Sasaki-san lalu menyerahkan
buku yang dipegangnya kepadaku.
Ini apa?
“To-Toudo-kun, ba-bagaimana
kalau kamu mencoba membaca novel? Ak-Aku menyukai novel, manga, dan film. Aku yakin,
melalui cerita, kamu mungkin bisa memahami perasaan seseorang….”

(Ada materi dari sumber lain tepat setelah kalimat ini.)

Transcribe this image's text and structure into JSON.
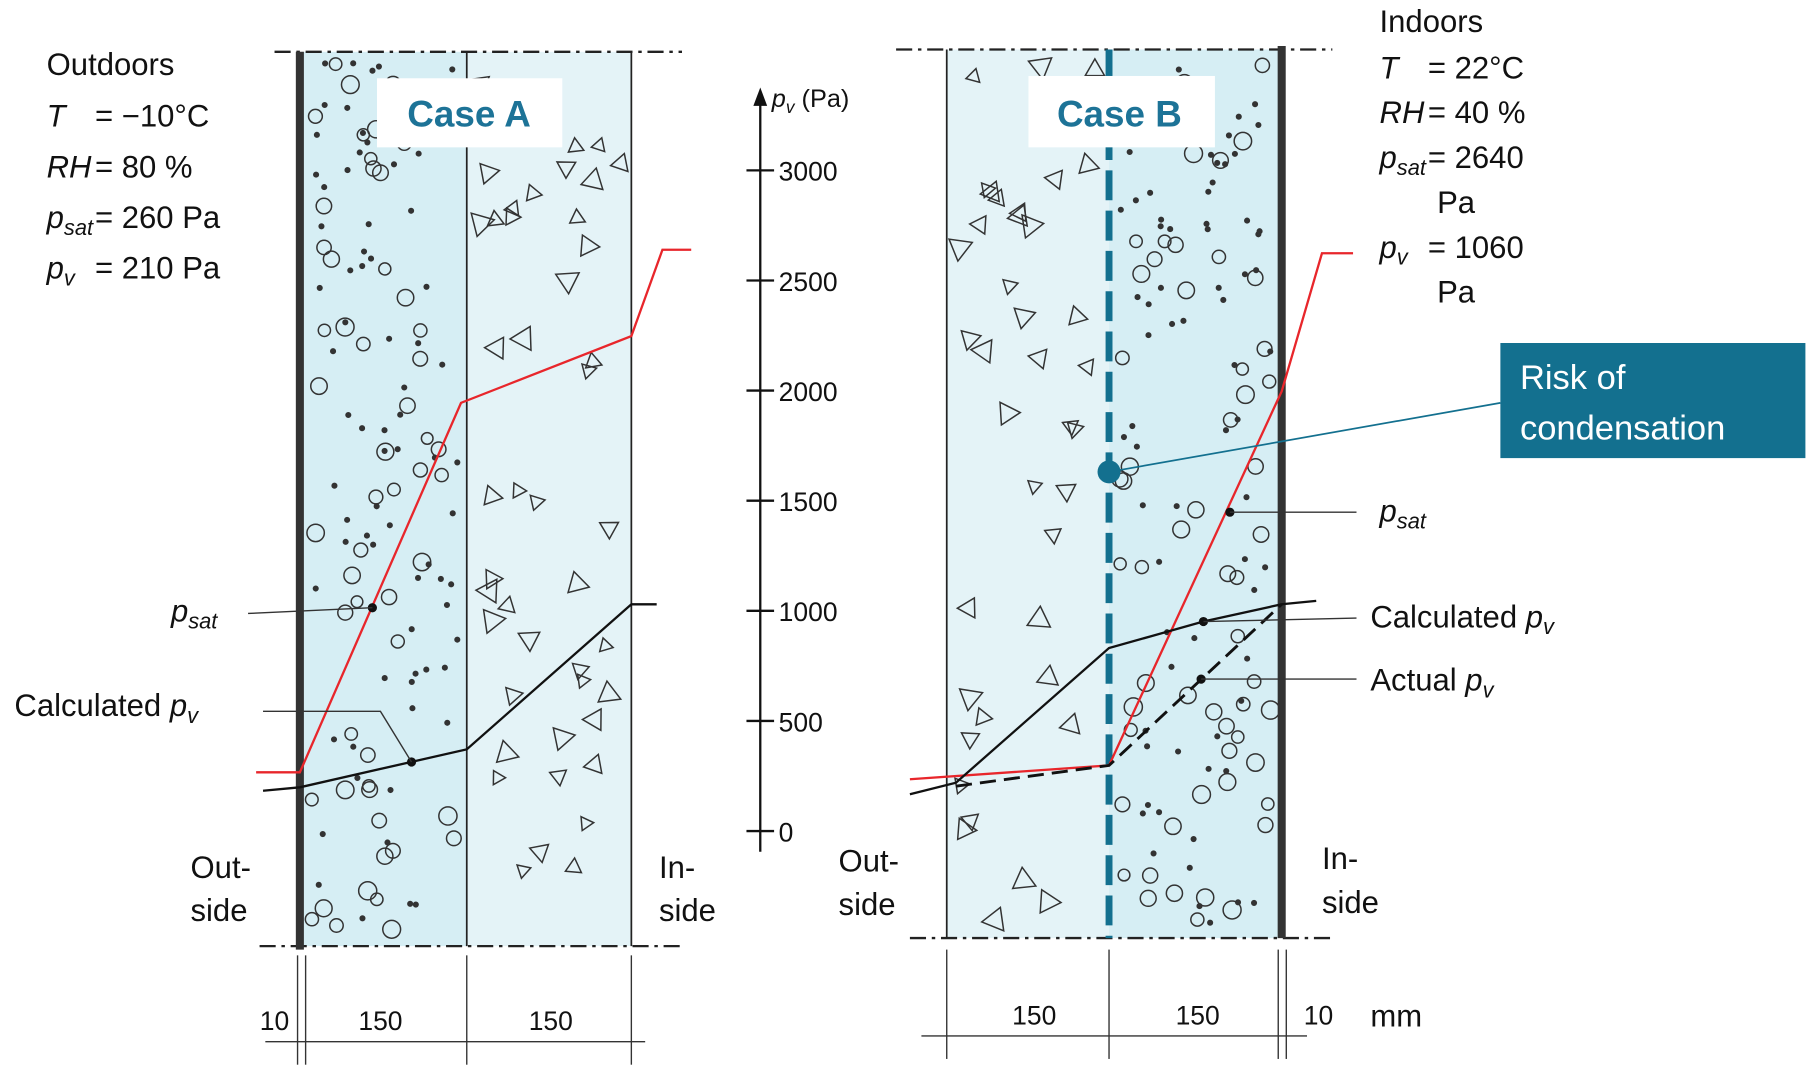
{
  "case_a": {
    "title": "Case A",
    "outdoors": {
      "heading": "Outdoors",
      "rows": [
        {
          "symbol": "T",
          "value": "= −10°C"
        },
        {
          "symbol": "RH",
          "value": "= 80 %"
        },
        {
          "symbol": "p",
          "sub": "sat",
          "value": "= 260 Pa"
        },
        {
          "symbol": "p",
          "sub": "v",
          "value": "= 210 Pa"
        }
      ]
    },
    "psat_label": {
      "symbol": "p",
      "sub": "sat"
    },
    "calc_label": {
      "text": "Calculated",
      "symbol": "p",
      "sub": "v"
    },
    "outside": [
      "Out-",
      "side"
    ],
    "inside": [
      "In-",
      "side"
    ],
    "dimensions": [
      "10",
      "150",
      "150"
    ]
  },
  "axis": {
    "symbol": "p",
    "sub": "v",
    "unit": "(Pa)",
    "ticks": [
      3000,
      2500,
      2000,
      1500,
      1000,
      500,
      0
    ]
  },
  "case_b": {
    "title": "Case B",
    "indoors": {
      "heading": "Indoors",
      "rows": [
        {
          "symbol": "T",
          "value": "= 22°C"
        },
        {
          "symbol": "RH",
          "value": "= 40 %"
        },
        {
          "symbol": "p",
          "sub": "sat",
          "value": "= 2640",
          "cont": "Pa"
        },
        {
          "symbol": "p",
          "sub": "v",
          "value": "= 1060",
          "cont": "Pa"
        }
      ]
    },
    "callout": [
      "Risk of",
      "condensation"
    ],
    "psat_label": {
      "symbol": "p",
      "sub": "sat"
    },
    "calc_label": {
      "text": "Calculated",
      "symbol": "p",
      "sub": "v"
    },
    "actual_label": {
      "text": "Actual",
      "symbol": "p",
      "sub": "v"
    },
    "outside": [
      "Out-",
      "side"
    ],
    "inside": [
      "In-",
      "side"
    ],
    "dimensions": [
      "150",
      "150",
      "10"
    ],
    "unit": "mm"
  }
}
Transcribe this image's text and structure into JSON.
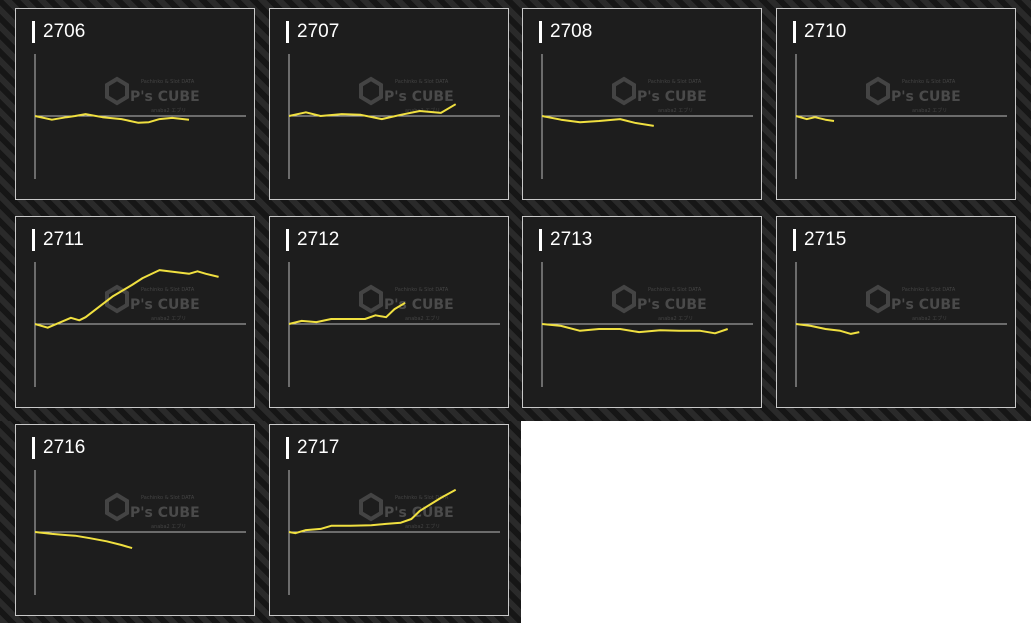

Cerita, huh...? Dulu aku pergi
ke bioskop bersama Hanazono, aku sama sekali tidak mengerti filmnya. Aku tidak
tahu mengapa para penonton lain menangis. Saat itu, Hanazono juga menangis———
Aku mengingat wajah Hanazono
yang menangis di bioskop.
Wajah Hanazono yang sedih
tetapi juga bahagia, wajahnya yang jelas saat menangis. Aku memiliki “catatan” yang sangat indah di dalam
pikiranku.
“Terima kasih, Sasaki-san. Aku
akan membacanya.”
“Y-Ya, ini sangat menarik, loh!
Perasaan protagonis dan perasaan heroin yang saling bertentangan digambarkan
dengan baik ... Ada juga teman laki-laki yang keren, fufufu, dan interaksi
antara teman laki-laki dan protagonis ...”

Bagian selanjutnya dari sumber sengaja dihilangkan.